Febrie Adriansyah Tegas Bantah Isu Harta Sentul dan Cipete
BREAKING NEWS — Jampidsus Febrie Adriansyah membantah seluruh tuduhan terkait rumah mewah di Sentul dan bisnis di Cipete. Ia tegaskan semua aset itu legal dan tercatat di LHKPN.Klarifikasi di Gedung...
BREAKING NEWS — Jampidsus Febrie Adriansyah membantah seluruh tuduhan terkait rumah mewah di Sentul dan bisnis di Cipete. Ia tegaskan semua aset itu legal dan tercatat di LHKPN.
Klarifikasi di Gedung Bundar
Dalam jumpa pers Jumat (10/7/2026), Febrie tampil tanpa ragu. Ia membentangkan dokumen kepemilikan, laporan pajak, dan bukti transaksi di hadapan awak media. "Ini bukan hasil korupsi," ujarnya dengan nada tinggi.
Rumah di Sentul, yang ramai disebut sebagai hunian mewah, diklaim sebagai investasi pribadi sejak 2010. Febrie menyebut nilainya saat dibeli hanya Rp1,2 miliar, hasil dari tabungan dan penjualan aset warisan keluarga.
Bisnis Cipete Dilacak Jejaknya
Mengenai bisnis di Cipete, Febrie memerinci bahwa itu adalah restoran keluarga yang dikelola istri dan anaknya. Ia menekankan tak pernah mencampuri operasional maupun perizinan. Data perbankan menunjukkan modal awal hanya Rp500 juta dari kredit usaha rakyat pada 2015.

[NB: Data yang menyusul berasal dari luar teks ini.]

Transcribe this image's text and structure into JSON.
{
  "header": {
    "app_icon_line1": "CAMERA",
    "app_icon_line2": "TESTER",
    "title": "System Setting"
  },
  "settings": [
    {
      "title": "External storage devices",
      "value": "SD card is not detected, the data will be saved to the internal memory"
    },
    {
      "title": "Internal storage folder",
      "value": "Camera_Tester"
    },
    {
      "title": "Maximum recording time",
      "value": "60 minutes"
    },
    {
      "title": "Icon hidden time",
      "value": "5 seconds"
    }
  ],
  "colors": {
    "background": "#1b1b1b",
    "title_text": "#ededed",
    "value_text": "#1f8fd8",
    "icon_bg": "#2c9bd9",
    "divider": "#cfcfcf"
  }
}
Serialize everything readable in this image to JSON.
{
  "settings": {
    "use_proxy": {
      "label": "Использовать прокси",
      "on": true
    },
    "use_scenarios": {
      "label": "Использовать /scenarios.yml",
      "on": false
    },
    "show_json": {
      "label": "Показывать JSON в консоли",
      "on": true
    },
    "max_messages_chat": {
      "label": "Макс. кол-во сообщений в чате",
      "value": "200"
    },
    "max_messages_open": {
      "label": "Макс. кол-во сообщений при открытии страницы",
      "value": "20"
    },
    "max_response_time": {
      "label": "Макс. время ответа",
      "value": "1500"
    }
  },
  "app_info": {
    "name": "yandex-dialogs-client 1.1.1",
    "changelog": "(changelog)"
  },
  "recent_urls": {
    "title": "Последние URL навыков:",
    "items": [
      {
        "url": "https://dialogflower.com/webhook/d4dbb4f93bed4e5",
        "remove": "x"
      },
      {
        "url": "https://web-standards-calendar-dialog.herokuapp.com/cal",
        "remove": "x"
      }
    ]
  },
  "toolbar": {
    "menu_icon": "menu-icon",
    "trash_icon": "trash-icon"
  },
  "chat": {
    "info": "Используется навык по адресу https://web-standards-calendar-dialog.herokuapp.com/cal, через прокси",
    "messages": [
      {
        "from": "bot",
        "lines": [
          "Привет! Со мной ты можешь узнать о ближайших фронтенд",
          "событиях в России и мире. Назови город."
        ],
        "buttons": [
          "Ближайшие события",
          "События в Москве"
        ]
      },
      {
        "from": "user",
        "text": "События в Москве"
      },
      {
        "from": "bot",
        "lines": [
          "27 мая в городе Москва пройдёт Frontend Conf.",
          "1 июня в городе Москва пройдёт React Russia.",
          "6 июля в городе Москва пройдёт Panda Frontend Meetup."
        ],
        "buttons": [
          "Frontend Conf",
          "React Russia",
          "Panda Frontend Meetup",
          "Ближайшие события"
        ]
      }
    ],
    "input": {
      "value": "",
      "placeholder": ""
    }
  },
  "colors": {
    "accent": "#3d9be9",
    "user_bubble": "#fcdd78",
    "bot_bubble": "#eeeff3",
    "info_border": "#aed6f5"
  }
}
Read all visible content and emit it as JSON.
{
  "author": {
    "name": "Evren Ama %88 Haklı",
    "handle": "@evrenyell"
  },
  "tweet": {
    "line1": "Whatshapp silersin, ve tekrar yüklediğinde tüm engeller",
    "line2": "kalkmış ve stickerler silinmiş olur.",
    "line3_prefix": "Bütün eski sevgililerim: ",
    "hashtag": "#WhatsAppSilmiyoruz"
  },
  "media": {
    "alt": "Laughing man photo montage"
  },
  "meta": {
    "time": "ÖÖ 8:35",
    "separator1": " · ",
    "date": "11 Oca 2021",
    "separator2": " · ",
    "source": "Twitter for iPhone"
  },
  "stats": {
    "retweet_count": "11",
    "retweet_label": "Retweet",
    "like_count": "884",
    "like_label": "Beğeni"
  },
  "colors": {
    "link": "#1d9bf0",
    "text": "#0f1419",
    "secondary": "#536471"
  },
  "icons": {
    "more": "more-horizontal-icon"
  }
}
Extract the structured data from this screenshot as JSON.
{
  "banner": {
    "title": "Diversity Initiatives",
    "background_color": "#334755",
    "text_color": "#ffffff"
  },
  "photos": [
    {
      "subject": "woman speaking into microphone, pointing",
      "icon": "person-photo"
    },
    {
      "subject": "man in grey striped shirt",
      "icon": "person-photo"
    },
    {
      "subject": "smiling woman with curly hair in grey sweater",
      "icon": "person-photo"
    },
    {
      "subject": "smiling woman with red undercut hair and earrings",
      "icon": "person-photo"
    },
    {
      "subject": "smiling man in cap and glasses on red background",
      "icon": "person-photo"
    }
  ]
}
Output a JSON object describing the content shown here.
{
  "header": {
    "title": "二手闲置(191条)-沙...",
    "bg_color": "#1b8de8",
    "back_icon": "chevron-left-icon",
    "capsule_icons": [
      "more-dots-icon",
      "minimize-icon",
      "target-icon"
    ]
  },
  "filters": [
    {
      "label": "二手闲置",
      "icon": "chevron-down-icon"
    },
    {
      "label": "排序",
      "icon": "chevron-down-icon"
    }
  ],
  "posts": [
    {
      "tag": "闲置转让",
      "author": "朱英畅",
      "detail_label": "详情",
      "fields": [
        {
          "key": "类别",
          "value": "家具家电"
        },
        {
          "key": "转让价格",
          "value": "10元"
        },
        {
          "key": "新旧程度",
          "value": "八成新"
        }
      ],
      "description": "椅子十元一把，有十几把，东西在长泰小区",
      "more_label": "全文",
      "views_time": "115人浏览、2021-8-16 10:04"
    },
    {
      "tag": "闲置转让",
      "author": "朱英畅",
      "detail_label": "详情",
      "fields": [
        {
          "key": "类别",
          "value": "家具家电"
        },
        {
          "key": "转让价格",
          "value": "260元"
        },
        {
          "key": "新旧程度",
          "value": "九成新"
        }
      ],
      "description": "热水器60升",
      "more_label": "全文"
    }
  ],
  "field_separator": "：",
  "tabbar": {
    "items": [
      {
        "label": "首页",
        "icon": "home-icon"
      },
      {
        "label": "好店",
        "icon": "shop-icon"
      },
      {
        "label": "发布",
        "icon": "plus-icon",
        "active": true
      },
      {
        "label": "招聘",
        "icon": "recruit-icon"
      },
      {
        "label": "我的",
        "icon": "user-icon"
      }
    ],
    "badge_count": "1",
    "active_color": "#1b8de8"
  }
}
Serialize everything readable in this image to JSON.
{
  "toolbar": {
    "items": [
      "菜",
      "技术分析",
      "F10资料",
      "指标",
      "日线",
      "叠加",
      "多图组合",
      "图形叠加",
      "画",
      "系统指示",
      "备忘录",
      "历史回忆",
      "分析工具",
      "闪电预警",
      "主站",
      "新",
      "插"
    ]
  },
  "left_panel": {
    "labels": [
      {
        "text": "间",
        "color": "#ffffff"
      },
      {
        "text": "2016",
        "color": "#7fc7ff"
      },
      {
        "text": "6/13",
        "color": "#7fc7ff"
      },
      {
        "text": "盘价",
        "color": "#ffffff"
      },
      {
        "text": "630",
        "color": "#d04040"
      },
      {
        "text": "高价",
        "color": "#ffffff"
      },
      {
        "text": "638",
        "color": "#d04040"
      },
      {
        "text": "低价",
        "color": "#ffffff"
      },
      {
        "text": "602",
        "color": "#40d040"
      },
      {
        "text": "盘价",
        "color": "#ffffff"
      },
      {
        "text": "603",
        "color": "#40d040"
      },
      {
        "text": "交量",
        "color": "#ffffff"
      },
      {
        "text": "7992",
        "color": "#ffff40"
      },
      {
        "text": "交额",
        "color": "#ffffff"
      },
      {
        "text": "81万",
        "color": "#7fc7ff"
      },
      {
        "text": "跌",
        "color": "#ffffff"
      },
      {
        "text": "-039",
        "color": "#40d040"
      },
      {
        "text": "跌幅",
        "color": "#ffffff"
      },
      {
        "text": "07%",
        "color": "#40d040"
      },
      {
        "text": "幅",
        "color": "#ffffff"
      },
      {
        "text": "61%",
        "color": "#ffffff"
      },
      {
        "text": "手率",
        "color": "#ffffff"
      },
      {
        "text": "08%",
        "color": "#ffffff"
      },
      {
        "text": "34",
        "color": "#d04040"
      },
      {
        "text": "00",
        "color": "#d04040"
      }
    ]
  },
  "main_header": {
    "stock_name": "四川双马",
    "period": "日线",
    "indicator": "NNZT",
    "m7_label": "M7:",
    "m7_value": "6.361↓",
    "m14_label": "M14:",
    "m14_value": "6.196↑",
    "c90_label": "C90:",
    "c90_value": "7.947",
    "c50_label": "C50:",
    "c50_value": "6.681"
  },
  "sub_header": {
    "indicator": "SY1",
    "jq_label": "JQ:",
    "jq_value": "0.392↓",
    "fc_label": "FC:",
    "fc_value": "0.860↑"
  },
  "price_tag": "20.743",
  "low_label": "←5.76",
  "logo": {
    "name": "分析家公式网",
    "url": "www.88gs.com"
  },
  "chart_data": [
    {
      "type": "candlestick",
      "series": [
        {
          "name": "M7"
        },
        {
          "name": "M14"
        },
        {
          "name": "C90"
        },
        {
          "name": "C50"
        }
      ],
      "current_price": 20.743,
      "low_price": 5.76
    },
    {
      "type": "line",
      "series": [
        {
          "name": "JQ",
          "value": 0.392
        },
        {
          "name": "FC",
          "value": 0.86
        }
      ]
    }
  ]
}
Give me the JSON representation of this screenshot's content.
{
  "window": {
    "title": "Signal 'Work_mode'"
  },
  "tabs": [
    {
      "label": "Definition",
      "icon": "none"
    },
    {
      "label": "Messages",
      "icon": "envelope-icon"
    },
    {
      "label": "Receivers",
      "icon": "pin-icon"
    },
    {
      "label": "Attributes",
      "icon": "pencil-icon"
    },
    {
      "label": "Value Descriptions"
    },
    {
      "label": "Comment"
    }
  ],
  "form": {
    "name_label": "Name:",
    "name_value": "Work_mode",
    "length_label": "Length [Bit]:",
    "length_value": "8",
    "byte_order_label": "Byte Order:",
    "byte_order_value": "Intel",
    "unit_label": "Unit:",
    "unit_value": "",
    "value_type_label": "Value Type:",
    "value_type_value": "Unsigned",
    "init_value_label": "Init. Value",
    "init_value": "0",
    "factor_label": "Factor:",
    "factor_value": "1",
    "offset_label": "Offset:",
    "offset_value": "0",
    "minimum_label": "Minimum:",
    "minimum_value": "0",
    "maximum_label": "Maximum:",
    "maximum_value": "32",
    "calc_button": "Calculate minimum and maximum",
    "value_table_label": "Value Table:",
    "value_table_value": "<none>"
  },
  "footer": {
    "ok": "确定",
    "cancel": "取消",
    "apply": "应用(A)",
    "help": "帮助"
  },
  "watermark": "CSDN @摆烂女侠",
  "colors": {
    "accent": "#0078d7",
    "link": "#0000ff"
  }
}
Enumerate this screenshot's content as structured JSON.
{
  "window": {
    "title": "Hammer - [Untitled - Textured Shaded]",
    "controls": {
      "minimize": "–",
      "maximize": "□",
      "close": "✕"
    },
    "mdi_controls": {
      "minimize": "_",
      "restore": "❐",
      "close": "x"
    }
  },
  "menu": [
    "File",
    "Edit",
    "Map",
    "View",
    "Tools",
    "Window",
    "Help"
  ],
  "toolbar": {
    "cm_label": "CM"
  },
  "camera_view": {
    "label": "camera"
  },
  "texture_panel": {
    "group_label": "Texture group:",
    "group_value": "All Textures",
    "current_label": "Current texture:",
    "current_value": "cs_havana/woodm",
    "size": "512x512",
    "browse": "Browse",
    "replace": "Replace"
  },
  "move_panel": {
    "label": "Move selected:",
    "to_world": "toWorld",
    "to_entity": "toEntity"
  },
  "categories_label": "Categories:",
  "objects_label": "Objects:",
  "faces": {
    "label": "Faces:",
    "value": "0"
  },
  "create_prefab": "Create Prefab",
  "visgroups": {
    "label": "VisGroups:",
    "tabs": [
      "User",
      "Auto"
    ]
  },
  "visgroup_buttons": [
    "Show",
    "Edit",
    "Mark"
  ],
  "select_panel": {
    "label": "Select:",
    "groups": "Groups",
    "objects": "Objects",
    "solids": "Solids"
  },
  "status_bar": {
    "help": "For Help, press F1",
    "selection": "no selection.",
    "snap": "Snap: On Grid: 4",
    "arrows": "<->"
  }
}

Untuk mematahkan kecurigaan, Febrie mengundang auditor independen memeriksa laporan keuangannya. "Silakan bongkar semua. Saya tidak akan lari," tantangnya.
Poin Penting Klarifikasi
- Rumah Sentul: Dibeli 2010 senilai Rp1,2 miliar, sudah dilaporkan di LHKPN sejak awal.
- Restoran Cipete: Milik keluarga, modal dari KUR, bukan dari proyek Kejaksaan.
- Kepatuhan Pajak: Seluruh aset dilengkapi bukti setor pajak tahunan.
- Audit Terbuka: Febrie mengizinkan audit forensik oleh BPK atau OJK.
Respons Kejaksaan Agung
Kejaksaan Agung menyatakan mendukung transparansi. Jaksa Agung, melalui jubirnya, menegaskan pihaknya akan memroses jika ditemukan pelanggaran. Namun, sejauh ini belum ada bukti yang mengarah ke pidana.
Para pengamat menilai konferensi pers ini seperti ultimatum. Febrie ingin mengakhiri spekulasi yang ia sebut "fitnah terstruktur". Publik kini menunggu langkah konkret dari lembaga pengawas.
UPDATE: Hingga berita ini diturunkan, Komisi Pemberantasan Korupsi belum memberikan tanggapan resmi. Namun, sumber internal menyebut lembaga antirasuah itu telah menerima laporan masyarakat dan sedang melakukan telaah awal.